従って、常日頃より、信頼される人物になっていなければなりません。
「類は友を呼ぶ」、「朱に交われば赤くなる」とも言います。ただ精進あるのみではないでしょうか。

事件の依頼を受けるのはどんな場合でしょうか、という質問であれば、それはまず自分の身近の人が紹介してくれます。
まずは、民事であろうと刑事事件であろうと、一生懸命に自分の事件をやってくれた弁護士に、次の機会があればまた依頼したいと思うものです。
それはイソ弁と言われようとも、勤務弁護士と言われようとも一度事件を担当し、一生懸命解決に当たってくれた弁護士を、依頼者の方が「いい弁護士がいるよ」と第三者に紹介したくなるものの様です。
ですから、弁護士は損得を考えず、一旦、受任した以上、目の前の事件の解決に一所懸命務めることです。

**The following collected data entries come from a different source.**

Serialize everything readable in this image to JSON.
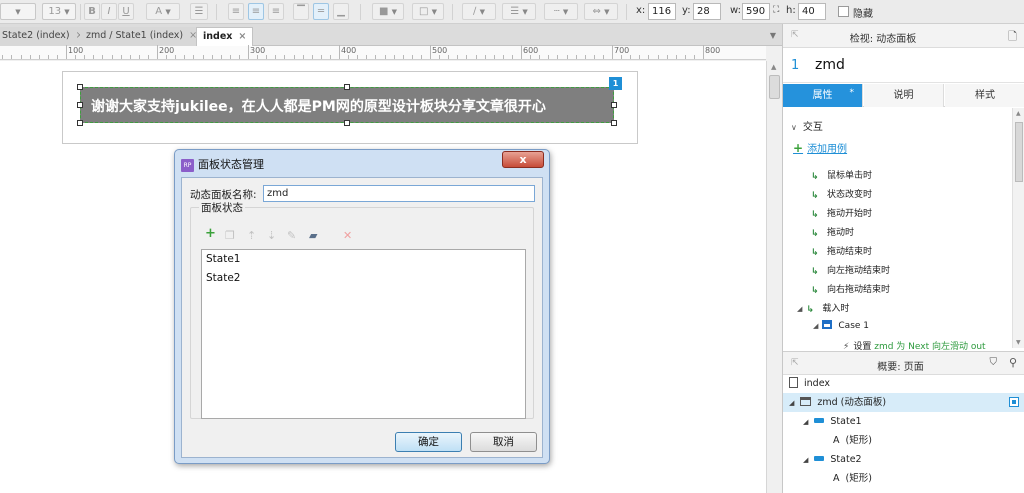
{
  "toolbar": {
    "font_size": "13",
    "x_label": "x:",
    "x_value": "116",
    "y_label": "y:",
    "y_value": "28",
    "w_label": "w:",
    "w_value": "590",
    "h_label": "h:",
    "h_value": "40",
    "hide_label": "隐藏",
    "bold": "B",
    "italic": "I",
    "underline": "U",
    "font_color": "A"
  },
  "tabs": [
    {
      "label": "State2 (index)",
      "close": "×"
    },
    {
      "label": "zmd / State1 (index)",
      "close": "×"
    },
    {
      "label": "index",
      "close": "×"
    }
  ],
  "ruler": {
    "labels": [
      "100",
      "200",
      "300",
      "400",
      "500",
      "600",
      "700",
      "800"
    ]
  },
  "canvas": {
    "panel_text": "谢谢大家支持jukilee，在人人都是PM网的原型设计板块分享文章很开心",
    "badge": "1"
  },
  "dialog": {
    "title": "面板状态管理",
    "icon_text": "RP",
    "close": "x",
    "name_label": "动态面板名称:",
    "name_value": "zmd",
    "group_title": "面板状态",
    "states": [
      "State1",
      "State2"
    ],
    "ok": "确定",
    "cancel": "取消"
  },
  "inspector": {
    "title": "检视: 动态面板",
    "object_number": "1",
    "object_name": "zmd",
    "tabs": [
      "属性",
      "说明",
      "样式"
    ],
    "tab_star": "*",
    "interaction": "交互",
    "add_case": "添加用例",
    "events": [
      "鼠标单击时",
      "状态改变时",
      "拖动开始时",
      "拖动时",
      "拖动结束时",
      "向左拖动结束时",
      "向右拖动结束时"
    ],
    "onload": "载入时",
    "case_name": "Case 1",
    "action_prefix": "设置",
    "action_detail": "zmd 为 Next 向左滑动 out"
  },
  "outline": {
    "title": "概要: 页面",
    "page": "index",
    "panel": "zmd (动态面板)",
    "states": [
      {
        "name": "State1",
        "child": "(矩形)"
      },
      {
        "name": "State2",
        "child": "(矩形)"
      }
    ],
    "child_icon": "A"
  },
  "colors": {
    "accent": "#2592dc",
    "panel_bg": "#7f7f7f",
    "selection_outline": "#3d9e3d"
  }
}
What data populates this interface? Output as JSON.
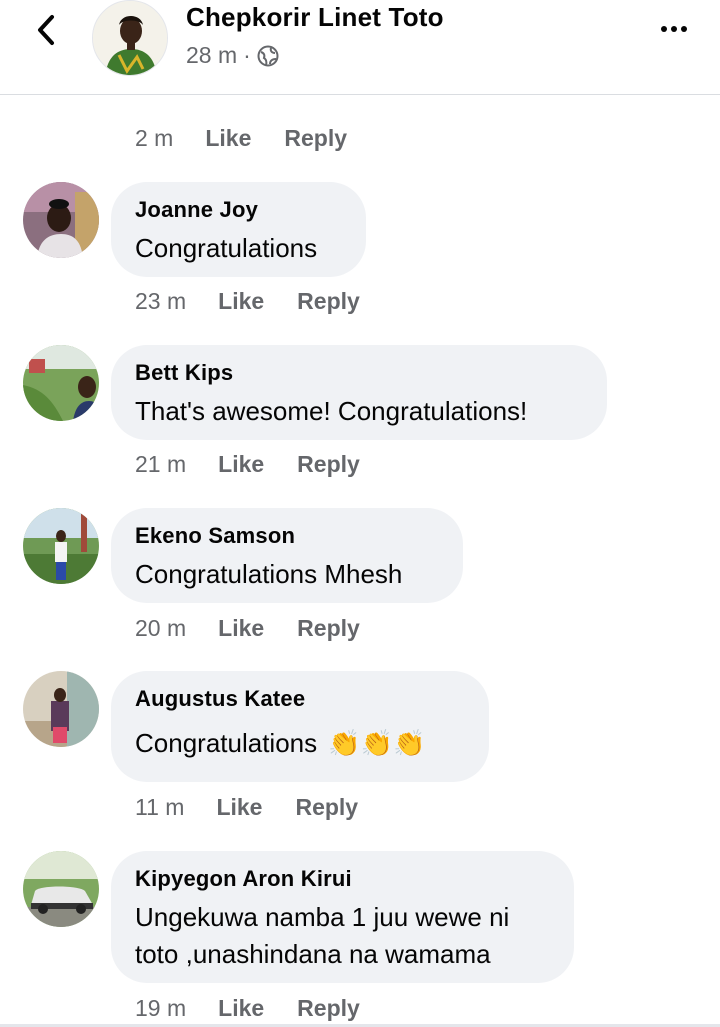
{
  "header": {
    "author": "Chepkorir Linet Toto",
    "time": "28 m",
    "separator": "·"
  },
  "top_actions": {
    "time": "2 m",
    "like": "Like",
    "reply": "Reply"
  },
  "comments": [
    {
      "name": "Joanne Joy",
      "text": "Congratulations",
      "time": "23 m",
      "like": "Like",
      "reply": "Reply"
    },
    {
      "name": "Bett Kips",
      "text": "That's awesome! Congratulations!",
      "time": "21 m",
      "like": "Like",
      "reply": "Reply"
    },
    {
      "name": "Ekeno Samson",
      "text": "Congratulations Mhesh",
      "time": "20 m",
      "like": "Like",
      "reply": "Reply"
    },
    {
      "name": "Augustus Katee",
      "text": "Congratulations",
      "emoji": "👏👏👏",
      "time": "11 m",
      "like": "Like",
      "reply": "Reply"
    },
    {
      "name": "Kipyegon Aron Kirui",
      "text_line1": "Ungekuwa namba 1 juu wewe ni",
      "text_line2": "toto ,unashindana na wamama",
      "time": "19 m",
      "like": "Like",
      "reply": "Reply"
    }
  ],
  "colors": {
    "bubble": "#f0f2f5",
    "secondary_text": "#65676b",
    "primary_text": "#050505"
  }
}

筆者の友人には、高校、大学の同窓会の幹事を務めたり、青年会議所、ロータリークラブやライオンズクラブに入っている弁護士も多々います。
また、飲み屋さんで隣り合わせた人から、事件の依頼を受けた人もいます。
また、全くそのような活動をしない人もいます。

小学校のPTAや父母会、地域の会合、ボランティア活動その他弁護士は、色々な人達と交流する機会がありますが、他人はお互いに観察しあって共同体を作っているのですね。
だったら、どんな団体であっても損得勘定を捨て、人の集まるところに行き自分の知らない知識・経験を学ぶのがいいと思います。
当面は、ひたすら、自分の弁護技術を磨くことです。そうすれば、おのずと事件の依頼はあります。
というと、ビジネスではそんなことはありません、という声が聞こえるようです。
良い製品を作れば売れるかというとそうではありませんよ、と。
しかし、心配することはありません。まだ日本は、弁護士業務がビジネスになるには、間があります。